Unfortunately I don’t know what could cause this particular case of events. What the macro basically does is use the procedure that is called automatically by outlook whenever an email is sent. I don’t know what could cause it to trigger in one case and not trigger in another case.
Hi Guido,
the macro seemed to be working fine the first time, but after restarting Outlook it doesn’t any more. Is there something else I should do?
And thanks by the way. I had the same idea, that is fixing this problem, except I don’t know anything about coding. (I even tried finding a suggestion box at microsoft.com, what was I thinking??) But like always, there is someone else who has thought of it before you, and solved it.
I had the same problem as Peter, would be grateful for the cure!
After following the instructions above i find the code works perfectly. Make sure you save the project and enable the macros with this self-signed signature
I used it yesterday without any problems. I like it so much, I send e-mail intentionally “forgetting” the attachments. But this morning, it just sends my e-mails without reminding me. Is there some secret code that can tell I’m just goofing around?
I did not include any code that determines you are goofing around
I don’t know what could be causing it for you. Have you followed all the steps about self-signing the macro also?

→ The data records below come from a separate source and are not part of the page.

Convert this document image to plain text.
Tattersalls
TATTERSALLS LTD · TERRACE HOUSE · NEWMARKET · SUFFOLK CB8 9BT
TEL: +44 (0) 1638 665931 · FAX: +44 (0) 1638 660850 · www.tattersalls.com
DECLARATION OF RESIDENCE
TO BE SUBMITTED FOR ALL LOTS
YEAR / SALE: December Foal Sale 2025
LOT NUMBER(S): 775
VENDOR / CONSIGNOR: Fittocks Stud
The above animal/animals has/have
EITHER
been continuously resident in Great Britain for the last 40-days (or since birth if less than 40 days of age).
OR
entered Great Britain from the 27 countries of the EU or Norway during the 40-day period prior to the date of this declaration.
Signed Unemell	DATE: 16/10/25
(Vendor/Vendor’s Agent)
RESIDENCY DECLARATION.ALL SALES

Furthermore, which version of outlook do you have? Does the problem persist after you have opened the macro editor with ALT-F11 ?
Regards,
Guido Diepen
I use Outlook 2003 (SP3).
I hadn’t signed the macro yet, because it ran without problems. At your suggestion I did sign the macro, but in Outlook, the menu Tools-> Macro-> Macros… did not show my macro.
Changing Security Levels to Low, closing Outlook: “Do you want to save Project1.OTM?” Yes. Restarting Outlook, Closing Outlook: “Do you want to save Project1.OTM?” Hmmm, I thought I just did.
It turned out after closing Outlook, there was still an Outlook.exe process running. I killed it, restarted Outlook: “Do you trust the macro of Feike?” Yes, I do!
I put Security Levels back to High and things work fine now
i use u work in my plugin. for extract attachments outlook) mapilab lol)
I use Outlook 2007. Followed all the steps, got prompted about trusting the macro (so it must know it is there). However when I send an email refferring to an attachment that is not there I get nothing. It just sends as per usual.
Any ideas?
@Hannah
Are you absolutely sure that you pasted the code in the ThisOutlookSession object that already existed (i.e. that you did not create it yourself)?
One thing you can try is to put something like:
VBA.MsgBox “Testing”
as the first line of the Application_ItemSend procedure. This should result in a messagebox with every message you send.
But my guess would be that you pasted the code in another module, and not in the ThisOutlookSession object that should always exist.
Kind regards,
Guido Dieepn
If I use this code, then I get the message box prompt come up with the “it appears…” message. That’s as far as I can get it to work. If I put the Item.Attachments.count = 0 code back in i get nothing happening.
The code is pasted into ThisOutlookSession, and has been digitally signed. Just does not appear to work with the full code.
Cheers,
Hannah
Option Explicit
Private Sub Application_ItemSend(ByVal Item As Object, Cancel As Boolean)
If Item.Class = Outlook.olMail Then
Dim userReply As VBA.VbMsgBoxResult
userReply = VBA.MsgBox(“It appears you are sending the email without attachments while ” & _
“the body/subject contains possible references to an attachment.” & _
VBA.vbNewLine & “Do you want to send the message without attachments?”, _
VBA.vbYesNo + VBA.vbDefaultButton2 + VBA.vbQuestion + VBA.vbSystemModal, _
“Possibly missing attachment…”)
If userReply = VBA.vbNo Then
Cancel = True
End If
End If
End Sub
I really don’t know why this code is not executed at all, if anybody has some idea, please post it here.